Zitat von Lavidaloca: Ich kenne genug Männer, die niemals wollten, dass die Frau ewig zuhause bleibt- ganz im Gegenteil. Wenn Kinder klein sind, okay, aber nicht, wenn die vollbetreut in Kita und Schule sind. Die TE hat
Und ich kenne genug Frauen, die niemals ewig zuhause bleiben wollten. Wenn ich so überlege - alle Frauen in meinem Umfeld haben (zumindest) teilzeit gearbeitet, sobald das Kind im KiGa war. Allerdings hat auch niemand ein Kind mit besonderem Betreuungsbedarf.
Das eigentlich Fragwürdige ist doch, dass selbst im Jahr 2022 immer noch vorrangig Mütter betreuen und beruflich zurück stecken. Nein - es gibt nicht überall genügend Tagesstätten für Kinder, ob mit oder ohne Handicap.

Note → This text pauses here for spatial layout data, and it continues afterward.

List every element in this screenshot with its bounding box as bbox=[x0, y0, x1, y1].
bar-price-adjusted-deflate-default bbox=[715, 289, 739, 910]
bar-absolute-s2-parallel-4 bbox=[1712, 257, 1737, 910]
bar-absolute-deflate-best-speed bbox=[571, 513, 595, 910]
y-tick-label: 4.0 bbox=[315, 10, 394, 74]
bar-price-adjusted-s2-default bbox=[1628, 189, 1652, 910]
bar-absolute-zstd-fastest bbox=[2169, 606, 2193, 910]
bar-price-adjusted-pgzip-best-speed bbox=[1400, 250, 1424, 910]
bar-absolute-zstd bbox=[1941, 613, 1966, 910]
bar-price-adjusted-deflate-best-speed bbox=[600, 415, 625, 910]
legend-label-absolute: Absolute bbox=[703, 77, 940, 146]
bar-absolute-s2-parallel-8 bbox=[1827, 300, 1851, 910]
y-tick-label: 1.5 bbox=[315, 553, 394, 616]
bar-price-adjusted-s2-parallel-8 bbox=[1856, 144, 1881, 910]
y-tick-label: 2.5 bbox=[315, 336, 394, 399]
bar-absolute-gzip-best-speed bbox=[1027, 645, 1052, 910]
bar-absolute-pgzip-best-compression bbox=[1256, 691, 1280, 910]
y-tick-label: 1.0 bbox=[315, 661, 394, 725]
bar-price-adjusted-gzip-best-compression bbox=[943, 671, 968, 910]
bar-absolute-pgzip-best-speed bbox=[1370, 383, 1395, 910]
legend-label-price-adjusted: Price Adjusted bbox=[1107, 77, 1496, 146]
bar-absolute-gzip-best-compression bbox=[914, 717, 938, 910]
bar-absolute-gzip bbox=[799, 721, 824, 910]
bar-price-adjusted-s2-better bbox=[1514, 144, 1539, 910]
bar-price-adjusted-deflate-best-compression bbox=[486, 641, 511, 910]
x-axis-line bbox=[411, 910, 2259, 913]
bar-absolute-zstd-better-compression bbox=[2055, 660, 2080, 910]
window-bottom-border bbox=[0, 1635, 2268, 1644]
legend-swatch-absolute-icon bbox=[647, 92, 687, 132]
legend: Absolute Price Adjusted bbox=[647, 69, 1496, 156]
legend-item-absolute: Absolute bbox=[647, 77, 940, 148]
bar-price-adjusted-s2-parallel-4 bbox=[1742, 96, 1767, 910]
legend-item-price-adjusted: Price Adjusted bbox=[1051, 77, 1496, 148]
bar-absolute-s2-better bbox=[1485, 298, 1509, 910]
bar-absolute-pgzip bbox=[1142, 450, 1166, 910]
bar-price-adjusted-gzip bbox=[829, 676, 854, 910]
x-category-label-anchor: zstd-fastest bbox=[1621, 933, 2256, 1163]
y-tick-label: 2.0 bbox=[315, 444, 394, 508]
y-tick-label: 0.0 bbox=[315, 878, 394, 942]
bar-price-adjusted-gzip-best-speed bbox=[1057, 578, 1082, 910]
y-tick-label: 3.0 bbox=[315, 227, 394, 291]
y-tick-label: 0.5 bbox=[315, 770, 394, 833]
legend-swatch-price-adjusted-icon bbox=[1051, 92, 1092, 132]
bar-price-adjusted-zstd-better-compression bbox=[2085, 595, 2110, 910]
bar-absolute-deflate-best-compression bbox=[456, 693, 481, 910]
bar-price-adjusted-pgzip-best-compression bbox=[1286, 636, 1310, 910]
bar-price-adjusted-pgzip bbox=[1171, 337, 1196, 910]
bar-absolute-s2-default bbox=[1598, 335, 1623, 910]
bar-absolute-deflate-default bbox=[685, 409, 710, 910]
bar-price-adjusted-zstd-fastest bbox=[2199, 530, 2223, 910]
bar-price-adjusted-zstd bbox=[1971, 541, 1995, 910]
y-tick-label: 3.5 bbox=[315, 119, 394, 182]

Zitat von Lavidaloca: Die TE hat nirgends erwähnt, dass es diese Vereinbarung gab.
Sie hat aber auch nicht erwähnt, dass es diese Vereinbarung nicht gab. Davon ab sind solche Vereinbarungen ja nicht statisch, sie können geändert werden. Nur muss man dann drüber reden, wie es in der Praxis funktionieren kann. Oder darf im vorliegenden Fall der Mann einfach sagen "ist schließlich Dein Kind, mir doch egal!"?
Zitat von Lavidaloca: Und er hat ihr ja gesagt, dass sie zuviel ausgibt und dann entsprechend reagiert.
Was er sagt und was sie tut können durchaus zwei Paar Schuhe sein.
Zitat von Lavidaloca: Der Titel hier lautet ja: Haushaltsgeld
Der Titel wurde - ich nehme an, von der @Forenleitung - geändert. Ursprünglich stand da nichts von Haushaltsgeld.
Zitat von Lavidaloca: Und ich denke nach wie vor, wenn es ein gemeinsames Konto wäre, könnte er es für sie nicht sperren.
Und ich kenne die rechtliche Situation in Österreich nicht, deshalb lehne ich mich da nicht aus dem Fenster.